Here, flowers are associated with death. Godard cuts from a shot of them adorning a grave to a man selling them on the street. In the film’s most touching scene, Godard receives a phone call about a character’s tragic fate. As he hears the bad news, the camera abandons him to take in the brilliant colors of his garden.

In lesser hands, this contrast might play out as either cheap irony or facile optimism. In “Notre Musique,” it represents a tentative hope. Its glimpses of “Hell” and “Heaven” are brief, but “Purgatory” lasts about an hour, which says a lot about Godard’s worldview. If earlier Godard films cried out for revolution, “Notre Musique” reflects a calmer, albeit deeply politicized, frame of mind. He’s still something of a provocateur, particularly in the way he links the fates of Palestinians and Jews. (In an interview with the French newspaper Le Monde, he described himself as “a Jew of the cinema,” despite being a gentile in the real world.)

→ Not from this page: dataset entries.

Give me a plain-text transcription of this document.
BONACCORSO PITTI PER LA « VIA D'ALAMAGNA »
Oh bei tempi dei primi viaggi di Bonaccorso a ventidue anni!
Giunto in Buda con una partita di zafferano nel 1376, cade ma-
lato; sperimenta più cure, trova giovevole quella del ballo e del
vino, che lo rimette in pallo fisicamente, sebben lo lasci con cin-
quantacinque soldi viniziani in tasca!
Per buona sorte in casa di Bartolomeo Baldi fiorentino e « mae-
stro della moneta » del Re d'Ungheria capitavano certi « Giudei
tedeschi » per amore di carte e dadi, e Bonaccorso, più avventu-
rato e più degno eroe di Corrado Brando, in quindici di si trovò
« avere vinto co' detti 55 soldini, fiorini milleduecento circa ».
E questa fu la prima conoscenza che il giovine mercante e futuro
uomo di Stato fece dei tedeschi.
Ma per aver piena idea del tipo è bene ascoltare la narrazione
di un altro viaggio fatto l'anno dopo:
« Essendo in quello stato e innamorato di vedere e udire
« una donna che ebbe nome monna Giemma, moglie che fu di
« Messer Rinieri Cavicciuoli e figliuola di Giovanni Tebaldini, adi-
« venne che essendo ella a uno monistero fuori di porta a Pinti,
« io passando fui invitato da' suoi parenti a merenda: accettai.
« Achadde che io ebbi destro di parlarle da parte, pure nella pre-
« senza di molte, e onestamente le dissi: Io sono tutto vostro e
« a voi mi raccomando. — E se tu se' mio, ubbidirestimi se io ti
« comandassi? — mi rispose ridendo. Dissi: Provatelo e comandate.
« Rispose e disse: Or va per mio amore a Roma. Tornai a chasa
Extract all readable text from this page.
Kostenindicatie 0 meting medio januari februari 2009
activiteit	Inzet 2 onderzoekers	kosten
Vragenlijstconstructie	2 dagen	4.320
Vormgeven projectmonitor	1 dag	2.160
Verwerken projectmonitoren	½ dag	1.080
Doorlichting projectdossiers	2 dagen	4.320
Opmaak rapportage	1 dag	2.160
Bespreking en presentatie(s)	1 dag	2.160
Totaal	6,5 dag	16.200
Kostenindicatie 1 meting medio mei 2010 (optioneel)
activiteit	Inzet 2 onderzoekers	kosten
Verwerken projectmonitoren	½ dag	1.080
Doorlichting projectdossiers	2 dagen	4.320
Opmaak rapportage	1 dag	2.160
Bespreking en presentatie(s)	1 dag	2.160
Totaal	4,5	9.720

Godard plays with another dichotomy––documentary and fiction––by having Goytisolo and Darwich, whose interview statements are scripted but taken from their own words, play themselves. (Goytisolo delivers the film’s best aphorism: “Defending an idea by killing a man isn’t defending an idea, it’s killing a man.”) While “Notre Musique” gestures towards reality, its dialogue, filled with literary quotes, remains highly stylized.

The ending of “Notre Musique” is a puzzler, but its images will be especially resonant for New Yorkers, who have seen armed soldiers patrolling our subway stations for the last three years. In one sense, it’s a joke on American hubris. Yet it can’t simply be reduced to an anti-American statement: the film’s “heaven” really does look lovely.

The notion that one might need an armed guard to sit by a lake and read a book or eat an apple acknowledges all the violence depicted in “Hell.” “Notre Musique” suggests that the world is full of flowers and corpses. It does justice to both their beauty and horror, while trying to find reason to believe that a better world can exist.